Vision followed, though more modestly. Best corrected visual acuity in treated eyes improved by an average of 10.8 letters on the standard chart. Untreated eyes gained 2.4 letters over the same span. Ten letters is roughly two lines, which is the kind of change a person tends to notice.
Across the year, 56 adverse events were logged. None reached grade 3 or higher, and no patient developed ocular inflammation, which is a recurring worry with viral vectors delivered to the eye. One patient developed a macular hole in the treated eye at week 1, an event tied to the surgery itself rather than the gene. Two dose levels were tested, three patients each in the initial cohorts, with three more added to each in an expansion phase. Both doses were tolerated.

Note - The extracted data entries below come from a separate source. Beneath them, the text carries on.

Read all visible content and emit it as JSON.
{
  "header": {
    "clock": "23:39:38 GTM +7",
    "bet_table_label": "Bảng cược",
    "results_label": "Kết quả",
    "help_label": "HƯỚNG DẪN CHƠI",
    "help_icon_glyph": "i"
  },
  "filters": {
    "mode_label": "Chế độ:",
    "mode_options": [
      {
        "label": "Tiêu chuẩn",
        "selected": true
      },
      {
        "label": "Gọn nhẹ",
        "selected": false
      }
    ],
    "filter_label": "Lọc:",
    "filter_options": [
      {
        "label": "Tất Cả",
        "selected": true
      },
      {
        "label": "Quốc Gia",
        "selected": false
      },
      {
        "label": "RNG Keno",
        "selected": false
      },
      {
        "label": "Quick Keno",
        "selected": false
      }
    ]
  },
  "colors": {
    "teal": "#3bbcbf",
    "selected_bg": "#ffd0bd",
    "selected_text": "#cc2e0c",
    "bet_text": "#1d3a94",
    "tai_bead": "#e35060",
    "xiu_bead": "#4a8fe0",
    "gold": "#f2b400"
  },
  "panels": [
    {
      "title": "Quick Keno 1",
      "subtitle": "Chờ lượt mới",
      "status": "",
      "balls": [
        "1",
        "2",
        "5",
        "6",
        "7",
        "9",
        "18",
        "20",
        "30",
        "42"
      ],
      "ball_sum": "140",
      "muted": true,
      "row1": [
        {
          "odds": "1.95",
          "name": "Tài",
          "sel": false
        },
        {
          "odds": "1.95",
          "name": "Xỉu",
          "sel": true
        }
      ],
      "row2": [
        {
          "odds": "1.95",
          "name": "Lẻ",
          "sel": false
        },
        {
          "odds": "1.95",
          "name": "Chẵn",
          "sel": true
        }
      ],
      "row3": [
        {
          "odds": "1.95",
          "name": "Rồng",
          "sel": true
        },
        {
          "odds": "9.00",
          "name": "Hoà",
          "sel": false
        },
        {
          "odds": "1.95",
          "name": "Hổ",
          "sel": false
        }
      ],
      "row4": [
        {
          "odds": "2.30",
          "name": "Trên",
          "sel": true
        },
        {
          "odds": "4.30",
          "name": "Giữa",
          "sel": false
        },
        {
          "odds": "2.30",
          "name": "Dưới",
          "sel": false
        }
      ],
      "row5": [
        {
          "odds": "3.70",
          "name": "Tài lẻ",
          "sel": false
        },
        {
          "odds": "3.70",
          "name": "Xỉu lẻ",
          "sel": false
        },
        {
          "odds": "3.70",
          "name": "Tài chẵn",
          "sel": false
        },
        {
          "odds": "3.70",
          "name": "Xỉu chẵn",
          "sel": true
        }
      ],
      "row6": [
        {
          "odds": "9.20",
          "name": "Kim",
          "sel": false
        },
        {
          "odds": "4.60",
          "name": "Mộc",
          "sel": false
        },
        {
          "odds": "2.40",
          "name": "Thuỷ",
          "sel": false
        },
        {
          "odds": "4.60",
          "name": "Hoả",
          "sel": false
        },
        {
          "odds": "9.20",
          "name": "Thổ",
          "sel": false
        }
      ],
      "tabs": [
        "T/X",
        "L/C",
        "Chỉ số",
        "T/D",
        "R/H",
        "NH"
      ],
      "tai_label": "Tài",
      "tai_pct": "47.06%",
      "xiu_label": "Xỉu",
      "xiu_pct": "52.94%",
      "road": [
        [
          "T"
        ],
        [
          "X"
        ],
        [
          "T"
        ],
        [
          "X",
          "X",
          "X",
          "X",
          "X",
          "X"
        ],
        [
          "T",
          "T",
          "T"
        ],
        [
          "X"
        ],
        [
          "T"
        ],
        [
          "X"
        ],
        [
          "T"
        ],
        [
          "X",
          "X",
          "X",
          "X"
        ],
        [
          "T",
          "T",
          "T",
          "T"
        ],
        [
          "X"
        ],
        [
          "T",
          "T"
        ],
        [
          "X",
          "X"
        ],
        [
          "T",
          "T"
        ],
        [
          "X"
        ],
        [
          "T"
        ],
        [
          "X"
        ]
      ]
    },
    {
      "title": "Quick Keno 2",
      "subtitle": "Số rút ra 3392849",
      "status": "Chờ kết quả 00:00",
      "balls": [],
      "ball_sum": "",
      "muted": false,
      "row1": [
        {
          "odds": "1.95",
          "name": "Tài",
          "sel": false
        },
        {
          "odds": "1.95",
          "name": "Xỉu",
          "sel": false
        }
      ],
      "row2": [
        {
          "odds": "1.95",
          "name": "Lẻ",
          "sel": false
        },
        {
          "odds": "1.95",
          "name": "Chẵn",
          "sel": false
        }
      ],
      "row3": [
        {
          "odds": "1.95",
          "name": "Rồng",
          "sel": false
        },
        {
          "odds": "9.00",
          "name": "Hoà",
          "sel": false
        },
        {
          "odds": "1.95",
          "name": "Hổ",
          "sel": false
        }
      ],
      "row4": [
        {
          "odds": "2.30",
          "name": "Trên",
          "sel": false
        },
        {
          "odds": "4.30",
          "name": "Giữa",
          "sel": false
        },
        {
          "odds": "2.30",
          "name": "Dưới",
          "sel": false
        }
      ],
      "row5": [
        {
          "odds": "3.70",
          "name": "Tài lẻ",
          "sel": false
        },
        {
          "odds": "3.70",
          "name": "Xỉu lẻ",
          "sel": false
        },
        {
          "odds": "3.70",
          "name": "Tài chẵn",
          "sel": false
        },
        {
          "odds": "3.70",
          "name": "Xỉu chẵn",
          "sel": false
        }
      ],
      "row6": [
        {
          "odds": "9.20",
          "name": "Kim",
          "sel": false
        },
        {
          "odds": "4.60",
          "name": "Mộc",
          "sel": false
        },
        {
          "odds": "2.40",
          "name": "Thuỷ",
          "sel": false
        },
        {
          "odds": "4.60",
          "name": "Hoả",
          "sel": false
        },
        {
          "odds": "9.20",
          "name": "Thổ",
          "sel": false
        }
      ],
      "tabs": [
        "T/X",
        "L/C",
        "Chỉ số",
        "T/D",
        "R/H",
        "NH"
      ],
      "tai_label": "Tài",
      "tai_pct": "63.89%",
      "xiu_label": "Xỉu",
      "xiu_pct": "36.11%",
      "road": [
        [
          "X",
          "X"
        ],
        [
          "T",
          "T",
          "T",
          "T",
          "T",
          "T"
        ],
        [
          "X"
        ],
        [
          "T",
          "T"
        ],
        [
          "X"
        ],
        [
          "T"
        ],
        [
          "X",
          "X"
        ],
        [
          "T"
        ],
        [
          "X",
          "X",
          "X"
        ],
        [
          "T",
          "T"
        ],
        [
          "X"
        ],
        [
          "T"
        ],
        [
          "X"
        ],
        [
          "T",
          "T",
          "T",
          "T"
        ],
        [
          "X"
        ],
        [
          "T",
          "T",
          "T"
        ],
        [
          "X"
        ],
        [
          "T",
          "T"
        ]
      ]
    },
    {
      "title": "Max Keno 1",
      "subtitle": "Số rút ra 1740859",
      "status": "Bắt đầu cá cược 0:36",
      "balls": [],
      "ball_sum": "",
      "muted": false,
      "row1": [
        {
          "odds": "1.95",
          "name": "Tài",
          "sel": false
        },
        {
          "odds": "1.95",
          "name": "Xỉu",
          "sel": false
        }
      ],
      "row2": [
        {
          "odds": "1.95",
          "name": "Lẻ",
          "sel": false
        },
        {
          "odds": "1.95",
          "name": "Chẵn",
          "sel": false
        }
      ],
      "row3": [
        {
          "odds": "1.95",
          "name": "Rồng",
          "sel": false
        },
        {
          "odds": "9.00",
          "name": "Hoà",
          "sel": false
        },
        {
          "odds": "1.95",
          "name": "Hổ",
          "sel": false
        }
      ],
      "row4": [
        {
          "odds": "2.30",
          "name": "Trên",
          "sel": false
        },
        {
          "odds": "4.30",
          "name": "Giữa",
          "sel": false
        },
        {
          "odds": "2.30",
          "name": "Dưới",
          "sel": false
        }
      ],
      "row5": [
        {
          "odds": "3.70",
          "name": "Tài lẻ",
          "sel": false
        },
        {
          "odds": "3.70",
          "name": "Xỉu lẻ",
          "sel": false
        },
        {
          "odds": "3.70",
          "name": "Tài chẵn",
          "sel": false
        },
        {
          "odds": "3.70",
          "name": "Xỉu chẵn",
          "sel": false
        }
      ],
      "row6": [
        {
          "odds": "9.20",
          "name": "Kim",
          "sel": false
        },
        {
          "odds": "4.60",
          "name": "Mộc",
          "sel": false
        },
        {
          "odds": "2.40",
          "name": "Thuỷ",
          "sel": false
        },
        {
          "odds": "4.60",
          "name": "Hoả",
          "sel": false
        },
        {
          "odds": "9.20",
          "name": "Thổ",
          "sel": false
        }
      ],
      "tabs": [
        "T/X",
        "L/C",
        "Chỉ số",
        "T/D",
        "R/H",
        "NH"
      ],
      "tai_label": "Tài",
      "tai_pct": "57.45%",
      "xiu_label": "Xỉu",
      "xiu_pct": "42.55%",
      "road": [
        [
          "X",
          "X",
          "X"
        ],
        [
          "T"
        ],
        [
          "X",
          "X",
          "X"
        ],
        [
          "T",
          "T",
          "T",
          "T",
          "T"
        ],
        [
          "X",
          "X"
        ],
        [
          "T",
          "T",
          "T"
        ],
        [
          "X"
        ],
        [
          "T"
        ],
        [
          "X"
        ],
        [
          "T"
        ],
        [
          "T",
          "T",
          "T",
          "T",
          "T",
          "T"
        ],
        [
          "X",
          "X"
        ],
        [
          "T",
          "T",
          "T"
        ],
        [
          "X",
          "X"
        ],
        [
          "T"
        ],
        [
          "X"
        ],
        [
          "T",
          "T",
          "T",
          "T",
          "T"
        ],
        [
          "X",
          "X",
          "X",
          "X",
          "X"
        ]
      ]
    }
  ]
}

What is worth noting is where the improvement did not show up. Full-field electroretinography, which measures the electrical response of photoreceptors and the bipolar cells that pass their signal along, did not show a clinically meaningful change in the treated eyes. Neither did microperimetry, a test of how sensitive the macula is to spots of light. So the structural repair was clear and the acuity ticked up, but the deeper functional readouts of the light-sensing machinery stayed roughly flat over the year.
This is a small, early study. Twelve people, one year, no randomization beyond the untreated fellow eye, run at centers in China and registered with the Chinese Clinical Trial Registry. The gap between a closed cavity on a scan and durable, lived vision is exactly the thing longer follow-up is meant to test. It is also unclear whether the acuity gain will hold, grow, or fade, and whether the flat electroretinography signal matters more than the imaging suggests. The authors write plainly that further clinical testing is warranted, which is the honest read.
Still, the disease has been a hard target. Retinoschisin, the protein RS1 encodes, is secreted and thought to act as a kind of glue binding retinal layers, so replacing the gene has long been the obvious strategy and repeatedly difficult to land in patients. Seeing the split retina physically reappose in every treated eye, on a virus delivered in one shot, is the sort of result that earns a next trial.